Aprì il mobile dove, effettivamente, c'era il cibo di Kaburamaru. Lo presi, aprendo la ciotola, lo guardai e... «Che schifo... Mamma mia, che odore. Ma tu mangi veramente sta roba?» dissi chiudendo la scatola contenente il suo cibo, al quanto disgustata.

«Ssss, ssss.» rispose dirigendosi verso il tavolo. «Vuoi mangiare lì, giusto?» gli dissi seguendolo, portandomi dietro quella roba.

«Capisci il serpentese?» disse una voce divertita all'ingresso. «Uh? Io? No no: intuito.» risposi sorridendo.

«Molto interessante, Mitsuri.» disse, raggiungendoci dallo stipite della porta.
«E non sono l'unica, Obanai.» risposi, guardandolo sorridendo ancora.

«Noi come facciamo colazione?» chiese lui.

«Penso che farò del latte caldo.» gli risposi, andando verso il frigo, dopo ovviamente aver lasciato la colazione a Kaburamaru.

«Va bene, io mi occupo di Kaburamaru.» disse prendendo una ciotola, nera con una scritta bianca in grassetto: Kaburamaru. Carina.

«Alla fine sei rimasta a dormire qui.» disse, guadando la tazza di latte caldo, preparato da me in precedenza.

«Non è un problema, anche io abito da sola.» gli risposi sorridendo, assaporando il latte in tazza, con dei biscotti.

«Uzui non deve sapere di questo, continuerà a tormentarci se lo scoprisse.» disse prima di bere il suo latte. Risi, seguita da lui. «Hai ragione.»

«Sembra che si sta per mettere a piovere.» dissi, guardando fuori dalla finestra, in piedi davanti ad essa.

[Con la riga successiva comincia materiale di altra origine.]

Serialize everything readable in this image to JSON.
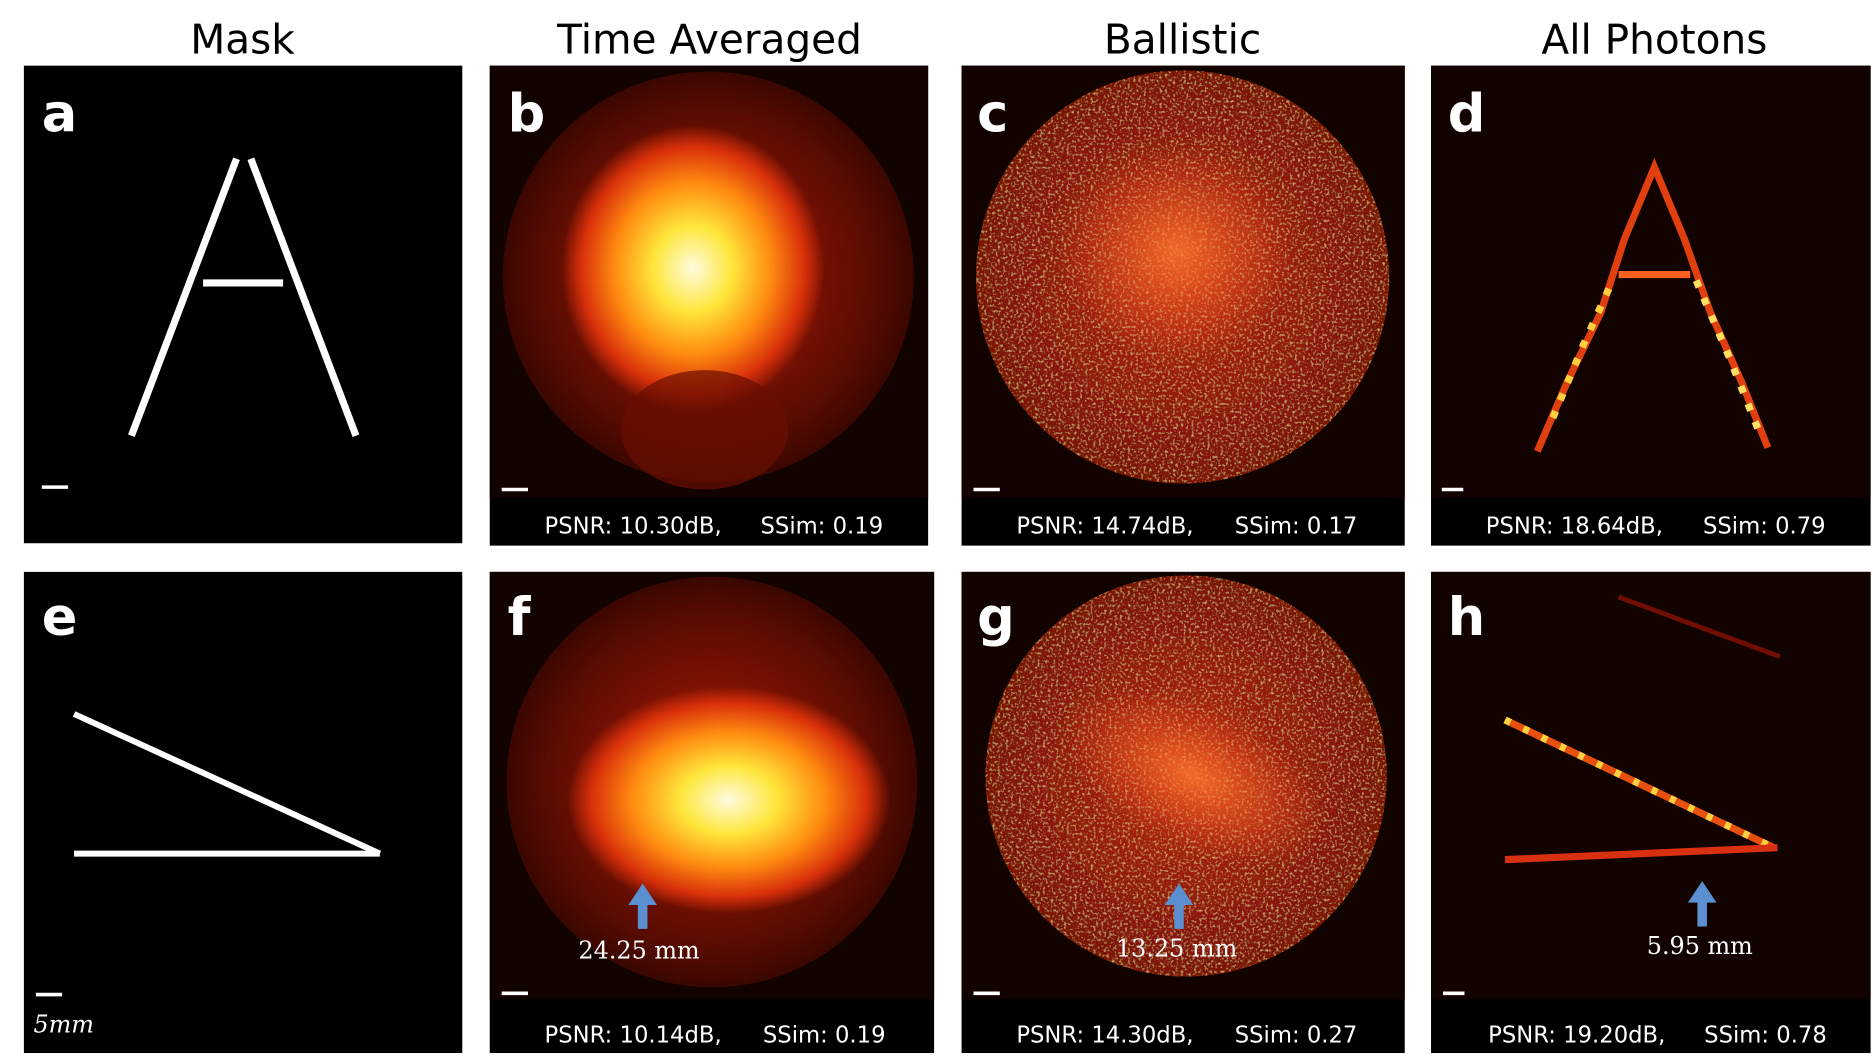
{
  "columns": [
    "Mask",
    "Time Averaged",
    "Ballistic",
    "All Photons"
  ],
  "panels": [
    {
      "letter": "a"
    },
    {
      "letter": "b",
      "psnr": "PSNR: 10.30dB,",
      "ssim": "SSim: 0.19"
    },
    {
      "letter": "c",
      "psnr": "PSNR: 14.74dB,",
      "ssim": "SSim: 0.17"
    },
    {
      "letter": "d",
      "psnr": "PSNR: 18.64dB,",
      "ssim": "SSim: 0.79"
    },
    {
      "letter": "e",
      "scale_label": "5mm"
    },
    {
      "letter": "f",
      "psnr": "PSNR: 10.14dB,",
      "ssim": "SSim: 0.19",
      "measurement": "24.25 mm"
    },
    {
      "letter": "g",
      "psnr": "PSNR: 14.30dB,",
      "ssim": "SSim: 0.27",
      "measurement": "13.25 mm"
    },
    {
      "letter": "h",
      "psnr": "PSNR: 19.20dB,",
      "ssim": "SSim: 0.78",
      "measurement": "5.95 mm"
    }
  ]
}
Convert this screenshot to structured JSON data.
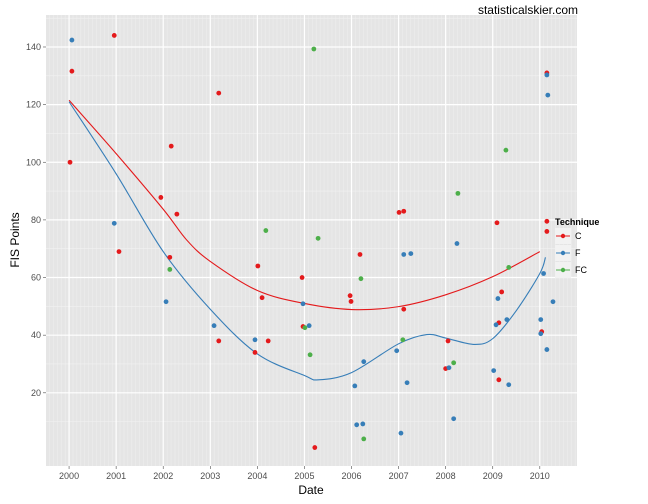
{
  "chart_data": {
    "type": "scatter",
    "title": "",
    "watermark": "statisticalskier.com",
    "xlabel": "Date",
    "ylabel": "FIS Points",
    "xlim": [
      1999.51,
      2010.79
    ],
    "ylim": [
      -5.4,
      151.1
    ],
    "xticks": [
      2000,
      2001,
      2002,
      2003,
      2004,
      2005,
      2006,
      2007,
      2008,
      2009,
      2010
    ],
    "xtick_labels": [
      "2000",
      "2001",
      "2002",
      "2003",
      "2004",
      "2005",
      "2006",
      "2007",
      "2008",
      "2009",
      "2010"
    ],
    "yticks": [
      20,
      40,
      60,
      80,
      100,
      120,
      140
    ],
    "ytick_labels": [
      "20",
      "40",
      "60",
      "80",
      "100",
      "120",
      "140"
    ],
    "grid": true,
    "legend": {
      "title": "Technique",
      "placement": "right"
    },
    "series": [
      {
        "name": "C",
        "color": "#E41A1C",
        "points": [
          [
            2000.02,
            100
          ],
          [
            2000.06,
            131.6
          ],
          [
            2000.96,
            144
          ],
          [
            2001.06,
            69
          ],
          [
            2001.95,
            87.8
          ],
          [
            2002.17,
            105.6
          ],
          [
            2002.14,
            67
          ],
          [
            2002.29,
            82
          ],
          [
            2003.18,
            124
          ],
          [
            2003.18,
            38
          ],
          [
            2003.95,
            34
          ],
          [
            2004.01,
            64
          ],
          [
            2004.1,
            53
          ],
          [
            2004.23,
            38
          ],
          [
            2004.95,
            60
          ],
          [
            2004.97,
            43
          ],
          [
            2005.22,
            1
          ],
          [
            2005.97,
            53.7
          ],
          [
            2005.99,
            51.7
          ],
          [
            2006.18,
            68
          ],
          [
            2007.01,
            82.6
          ],
          [
            2007.11,
            83
          ],
          [
            2007.11,
            49
          ],
          [
            2008.0,
            28.4
          ],
          [
            2008.05,
            38
          ],
          [
            2009.09,
            79
          ],
          [
            2009.13,
            44.3
          ],
          [
            2009.13,
            24.5
          ],
          [
            2009.19,
            55
          ],
          [
            2010.04,
            41.2
          ],
          [
            2010.15,
            131
          ],
          [
            2010.15,
            79.5
          ],
          [
            2010.15,
            76
          ]
        ],
        "smooth": [
          [
            2000,
            121.5
          ],
          [
            2001,
            103
          ],
          [
            2002,
            83.7
          ],
          [
            2002.5,
            73
          ],
          [
            2003,
            65.6
          ],
          [
            2004,
            55.5
          ],
          [
            2005,
            51
          ],
          [
            2006,
            48.9
          ],
          [
            2007,
            49.9
          ],
          [
            2008,
            54
          ],
          [
            2009,
            60.3
          ],
          [
            2010,
            69
          ]
        ]
      },
      {
        "name": "F",
        "color": "#377EB8",
        "points": [
          [
            2000.06,
            142.4
          ],
          [
            2000.96,
            78.8
          ],
          [
            2002.06,
            51.6
          ],
          [
            2003.08,
            43.3
          ],
          [
            2003.95,
            38.4
          ],
          [
            2004.97,
            50.9
          ],
          [
            2005.1,
            43.3
          ],
          [
            2006.07,
            22.4
          ],
          [
            2006.11,
            8.9
          ],
          [
            2006.24,
            9.2
          ],
          [
            2006.26,
            30.8
          ],
          [
            2006.96,
            34.6
          ],
          [
            2007.05,
            6
          ],
          [
            2007.11,
            68
          ],
          [
            2007.18,
            23.5
          ],
          [
            2007.26,
            68.3
          ],
          [
            2008.07,
            28.7
          ],
          [
            2008.17,
            11
          ],
          [
            2008.24,
            71.8
          ],
          [
            2009.02,
            27.7
          ],
          [
            2009.07,
            43.6
          ],
          [
            2009.11,
            52.7
          ],
          [
            2009.3,
            45.4
          ],
          [
            2009.34,
            22.8
          ],
          [
            2010.02,
            45.4
          ],
          [
            2010.02,
            40.5
          ],
          [
            2010.08,
            61.4
          ],
          [
            2010.15,
            130.3
          ],
          [
            2010.17,
            123.3
          ],
          [
            2010.15,
            35
          ],
          [
            2010.28,
            51.6
          ]
        ],
        "smooth": [
          [
            2000,
            121
          ],
          [
            2001,
            96
          ],
          [
            2002,
            69
          ],
          [
            2003,
            49
          ],
          [
            2004,
            33.5
          ],
          [
            2005,
            26
          ],
          [
            2005.3,
            24.5
          ],
          [
            2006,
            27
          ],
          [
            2007,
            37
          ],
          [
            2007.6,
            40.2
          ],
          [
            2008,
            39
          ],
          [
            2008.6,
            36.8
          ],
          [
            2009,
            38.8
          ],
          [
            2009.5,
            48.5
          ],
          [
            2010,
            61.4
          ],
          [
            2010.12,
            67
          ]
        ]
      },
      {
        "name": "FC",
        "color": "#4DAF4A",
        "points": [
          [
            2002.14,
            62.8
          ],
          [
            2004.18,
            76.3
          ],
          [
            2005.01,
            42.6
          ],
          [
            2005.12,
            33.2
          ],
          [
            2005.2,
            139.3
          ],
          [
            2005.29,
            73.6
          ],
          [
            2006.2,
            59.6
          ],
          [
            2006.26,
            4
          ],
          [
            2007.09,
            38.4
          ],
          [
            2008.17,
            30.4
          ],
          [
            2008.26,
            89.2
          ],
          [
            2009.28,
            104.2
          ],
          [
            2009.34,
            63.5
          ]
        ]
      }
    ]
  }
}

«È meglio se torni a casa adesso, prima che piova.»

«Già, oggi ho degli impegni con i fratelli Kamado.» dissi guardandolo, mi stava già guardando. Mi avvicinai a lui e poggiai le mie labbra sulla sua fronte, con gli occhi chiusi. Poi mi sedetti vicino a lui e lo guardai, era arrossito... AVEVA FRAINTESO?!

«S-Sembra che la f-febbre ti sia passata, non sei c-caldo in f-fronte.» balbettai, imbarazzata per via del fraintendimento di Obanai, anche se le mie guance si erano colorate di rosso come le sue.

«S-Sta per mettersi a piovere veramente, meglio se v-vai. » disse, con un leggero balbettio, facendo un sorrisetto e distogliendo lo sguardo con ancora le guance rosse, per poi alzarsi e prendermi le mie cose, cioè il cappotto e il cellulare.